Sure, he would have to pay royalties to Big Jerry’s Fencing, but the business meshed very well with Venango Awning.
After buying the franchise in April, they were up and running selling fences by mid-May.
“June was like crazy, almost growing too fast. I got nervous!”
It took Andrew and his crews a couple of months to get up to speed on the fencing business, and he had to bring on subcontractors to help with training and to serve as crew leads. But the business is “settling into about $50k revenue per month this year.”
Andrew predicts that his fencing franchise could hit $1 million in revenue by his third year.

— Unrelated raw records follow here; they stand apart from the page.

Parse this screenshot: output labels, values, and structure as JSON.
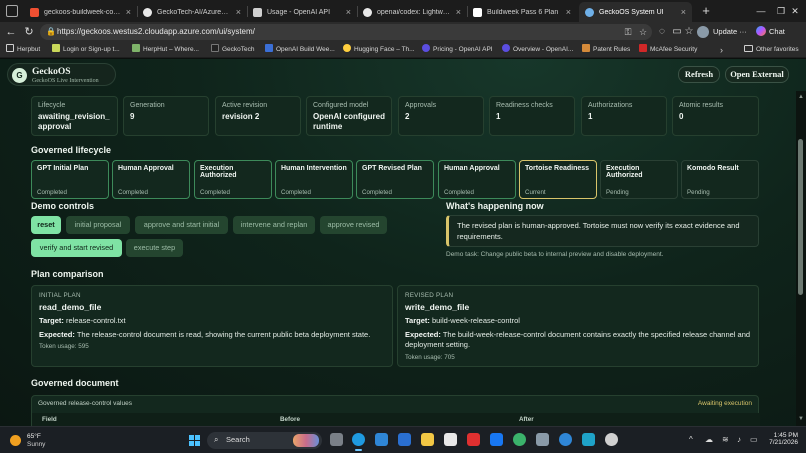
{
  "browser": {
    "tabs": [
      {
        "label": "geckoos-buildweek-core-ip",
        "active": false
      },
      {
        "label": "GeckoTech-AI/AzureVM: De",
        "active": false
      },
      {
        "label": "Usage - OpenAI API",
        "active": false
      },
      {
        "label": "openai/codex: Lightweight",
        "active": false
      },
      {
        "label": "Buildweek Pass 6 Plan",
        "active": false
      },
      {
        "label": "GeckoOS System UI",
        "active": true
      }
    ],
    "url": "https://geckoos.westus2.cloudapp.azure.com/ui/system/",
    "update_label": "Update",
    "chat_label": "Chat",
    "bookmarks": [
      "Herpbut",
      "Login or Sign-up t...",
      "HerpHut – Where...",
      "GeckoTech",
      "OpenAI Build Wee...",
      "Hugging Face – Th...",
      "Pricing - OpenAI API",
      "Overview - OpenAI...",
      "Patent Rules",
      "McAfee Security"
    ],
    "other_favorites": "Other favorites"
  },
  "app": {
    "brand_name": "GeckoOS",
    "brand_logo": "G",
    "brand_subtitle": "GeckoOS Live Intervention",
    "refresh_label": "Refresh",
    "open_external_label": "Open External",
    "stats": [
      {
        "label": "Lifecycle",
        "value": "awaiting_revision_approval"
      },
      {
        "label": "Generation",
        "value": "9"
      },
      {
        "label": "Active revision",
        "value": "revision 2"
      },
      {
        "label": "Configured model",
        "value": "OpenAI configured runtime"
      },
      {
        "label": "Approvals",
        "value": "2"
      },
      {
        "label": "Readiness checks",
        "value": "1"
      },
      {
        "label": "Authorizations",
        "value": "1"
      },
      {
        "label": "Atomic results",
        "value": "0"
      }
    ],
    "lifecycle_title": "Governed lifecycle",
    "lifecycle_steps": [
      {
        "name": "GPT Initial Plan",
        "status": "Completed"
      },
      {
        "name": "Human Approval",
        "status": "Completed"
      },
      {
        "name": "Execution Authorized",
        "status": "Completed"
      },
      {
        "name": "Human Intervention",
        "status": "Completed"
      },
      {
        "name": "GPT Revised Plan",
        "status": "Completed"
      },
      {
        "name": "Human Approval",
        "status": "Completed"
      },
      {
        "name": "Tortoise Readiness",
        "status": "Current"
      },
      {
        "name": "Execution Authorized",
        "status": "Pending"
      },
      {
        "name": "Komodo Result",
        "status": "Pending"
      }
    ],
    "demo_title": "Demo controls",
    "demo_controls": [
      "reset",
      "initial proposal",
      "approve and start initial",
      "intervene and replan",
      "approve revised",
      "verify and start revised",
      "execute step"
    ],
    "happening_title": "What's happening now",
    "happening_text": "The revised plan is human-approved. Tortoise must now verify its exact evidence and requirements.",
    "demo_task": "Demo task: Change public beta to internal preview and disable deployment.",
    "comparison_title": "Plan comparison",
    "initial_plan": {
      "tag": "INITIAL PLAN",
      "name": "read_demo_file",
      "target_label": "Target:",
      "target": "release-control.txt",
      "expected_label": "Expected:",
      "expected": "The release-control document is read, showing the current public beta deployment state.",
      "tokens": "Token usage: 595"
    },
    "revised_plan": {
      "tag": "REVISED PLAN",
      "name": "write_demo_file",
      "target_label": "Target:",
      "target": "build-week-release-control",
      "expected_label": "Expected:",
      "expected": "The build-week-release-control document contains exactly the specified release channel and deployment setting.",
      "tokens": "Token usage: 705"
    },
    "document_title": "Governed document",
    "document_card_title": "Governed release-control values",
    "document_status": "Awaiting execution",
    "document_columns": [
      "Field",
      "Before",
      "After"
    ]
  },
  "taskbar": {
    "temp": "65°F",
    "weather": "Sunny",
    "search_label": "Search",
    "time": "1:45 PM",
    "date": "7/21/2026"
  }
}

Looking Back and Looking Forward
With his awning business doing $1.6 million in revenue last year, and his fencing business expected to pull in $1 million in three years, Andrew is well on his way to achieving his goal of hitting $5 million in revenue, or $1 million in EBITDA, 5 years after his first acquisition.
It’s an ambitious goal. But by leveraging his seasonal flexibility and carefully deploying his businesses’ resources to overcome the challenges of high seasonality, Andrew has admirably set himself on the path to achieve it.
Reflecting on what it’s taken to get there Andrew laments, “It’s lonely. Before, in my mid-level management job there was a row of us similar in age. We went out to lunch together, talked all the time.”
Business ownership offers no such camaraderie.
Beyond that, “There’s a mental health side of doing this that you have to be prepared for… You know, my last job had times where it was pretty stressful too, but when it’s your checkbook on the line it’s a different stress. You gotta be ready for that.”
But despite the stress and loneliness-at-the-top Andrew is happy with the way things have played out.
“I feel great about it. It’s a different kind of stress!”
In fact, after establishing a smooth rhythm with his two current businesses this year, he plans to seek out another acquisition next fall.
“There’s still a lot of work to do, but overall, I feel really good about where we’re at and certainly have no interest in going back to corporate. I’m happy to keep growing with what we’re doing.”